Valten slipped the rope off his right wrist.
Gisela gasped. Valten pressed a finger to his lips. While working to keep her breathing steady, she glanced at Lew; he was still placidly whittling his piece of wood.
Valten held her gaze. Now what? She assumed they would have to wait until Lew fell asleep. Valten pointed to her and mouthed the words, “You sleep. I will watch the guard.” Then he closed his eyes, put his hands back together, and turned over, as if turning in his sleep. The guard noticed, stared, but then went back to whittling his piece of wood.
Gisela didn’t want to lie there while Valten plotted their escape. She wanted to watch with Valten, to be ready as soon as the guard fell asleep. But this guard didn’t seem tired at all, so she started praying again. God, please let this guard fall asleep. Or let the next one come soon to take his place, one who cannot keep his eyes open.
Gisela had so often eased her pain by telling herself she didn’t care what happened. But she couldn’t tell herself she didn’t care if Ruexner forced her to marry him. To be his wife was a detestable prospect. So she kept praying to God to help Valten and her escape, and to keep them safe. It was comforting to ask for God’s help, to believe that he was listening and that he cared. She felt herself relaxing and letting go of her fear …
“You there. Pssst.”
Gisela’s eyes popped open, and she realized she’d fallen asleep again. The guard had changed, and the new guard, Malbert, was lying against a tree trunk, snoring.

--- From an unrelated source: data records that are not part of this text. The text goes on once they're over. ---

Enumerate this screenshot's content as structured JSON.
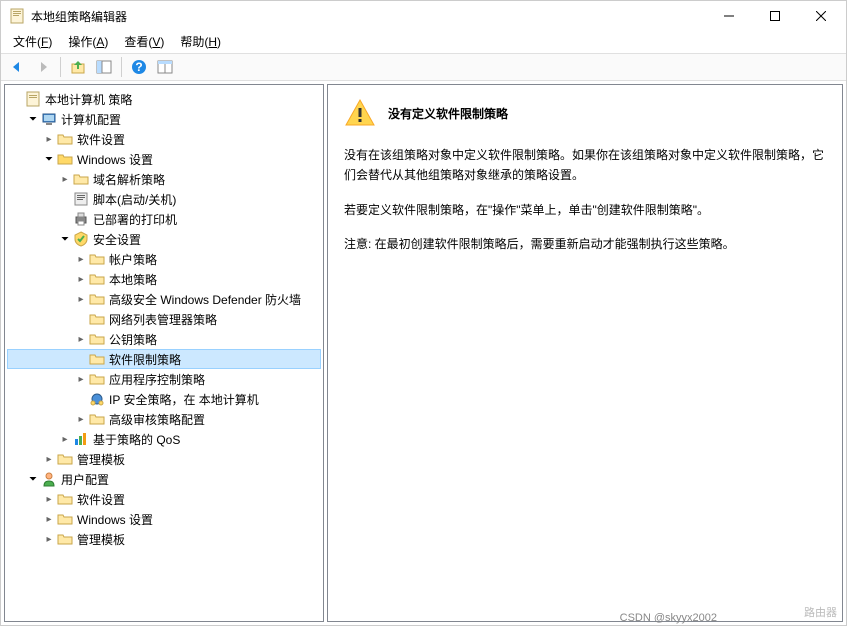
{
  "window": {
    "title": "本地组策略编辑器"
  },
  "menu": {
    "file": "文件(",
    "file_k": "F",
    "file_end": ")",
    "action": "操作(",
    "action_k": "A",
    "action_end": ")",
    "view": "查看(",
    "view_k": "V",
    "view_end": ")",
    "help": "帮助(",
    "help_k": "H",
    "help_end": ")"
  },
  "tree": {
    "root": "本地计算机 策略",
    "computer": "计算机配置",
    "sw_settings": "软件设置",
    "win_settings": "Windows 设置",
    "dns_policy": "域名解析策略",
    "scripts": "脚本(启动/关机)",
    "printers": "已部署的打印机",
    "security": "安全设置",
    "account_policy": "帐户策略",
    "local_policy": "本地策略",
    "defender": "高级安全 Windows Defender 防火墙",
    "network_list": "网络列表管理器策略",
    "public_key": "公钥策略",
    "software_restrict": "软件限制策略",
    "app_control": "应用程序控制策略",
    "ip_security": "IP 安全策略，在 本地计算机",
    "advanced_audit": "高级审核策略配置",
    "qos": "基于策略的 QoS",
    "admin_templates": "管理模板",
    "user": "用户配置",
    "u_sw_settings": "软件设置",
    "u_win_settings": "Windows 设置",
    "u_admin_templates": "管理模板"
  },
  "right_panel": {
    "title": "没有定义软件限制策略",
    "p1": "没有在该组策略对象中定义软件限制策略。如果你在该组策略对象中定义软件限制策略，它们会替代从其他组策略对象继承的策略设置。",
    "p2": "若要定义软件限制策略，在\"操作\"菜单上，单击\"创建软件限制策略\"。",
    "p3": "注意: 在最初创建软件限制策略后，需要重新启动才能强制执行这些策略。"
  },
  "credit": "CSDN @skyyx2002",
  "watermark": "路由器"
}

Slowly, Valten rolled over, making no noise. But he was not looking at Gisela, but at someone behind her.
Her heart in her throat, Gisela rolled over as well, to find herself face to face with a stranger. It was the friar she’d glimpsed as he passed by their camp on his donkey.
The man was bending over so that his face was almost level with Gisela’s. His smile seemed so out of place that Gisela could only stare.
“Do you need help?” the man whispered.
Gisela nodded while Valten quietly jumped to his feet. Then he and the friar each took one of Gisela’s hands and helped her up.
Looking over his shoulder, Valten put his hand under her elbow, and all three of them carefully picked their way away from the three men. When they were fifty feet away, they began walking a bit faster. About a hundred feet away, they came upon the friar’s donkey.
“Wait here,” Valten said. “I’m going back to get my horse. If I don’t return soon, go on without me.”
Before she could think of anything to say, he was walking back toward Ruexner’s camp. She stared after him until he disappeared in the dark woods.
What had she been thinking? They had escaped! She should never have let him go back for Sieger. Because if Ruexner were to catch him and find Gisela gone, Valten was a dead man.
Chapter
22
Valten walked more carefully the closer he got to Ruexner’s camp. He avoided stepping on sticks, and he dodged tree limbs that might brush against his shoulders and make a noise. He was only a few feet from the sleeping guard when he had to step over an enormous rotting tree. A loud snap made him freeze — his foot had landed on a large twig. He watched the nearby guard, as well as Ruexner and his other man a few feet farther on. No one moved, and he could still hear the sounds of soft snoring.
Valten stepped his other foot over the log and pressed forward.
Sieger stood silently next to the other three horses. But before he made off with Sieger, he wanted to steal a sword, preferably his own, which he had forfeited to Ruexner when he’d turned himself over to him to save Gisela. Unfortunately, he didn’t know where Ruexner was keeping it, and he had to hurry before the next guard came to take his turn watching them and discovered them missing.
Valten crept closer to the sleeping guard, Malbert, until he could see that his sword lay across his lap with one hand laying limply over it. He couldn’t possibly take it without waking the man. So he crept backward and made a wide arc through the trees to get closer to Ruexner and Lew.
They lay on blankets in the leaves. Ruexner’s sword was by his side, and he too had his hand resting on its handle. Valten moved on to check on Lew, but he couldn’t see Lew’s weapon at first. Then Valten spied it on his blanket, half of the blade under his thigh.
Valten gritted his teeth. He didn’t dare try to steal either sword, for he would be too likely to wake the men. He turned back toward the horses. Just as he turned, something near the ground, propped against a tree trunk, caught his eye: Malbert’s crossbow.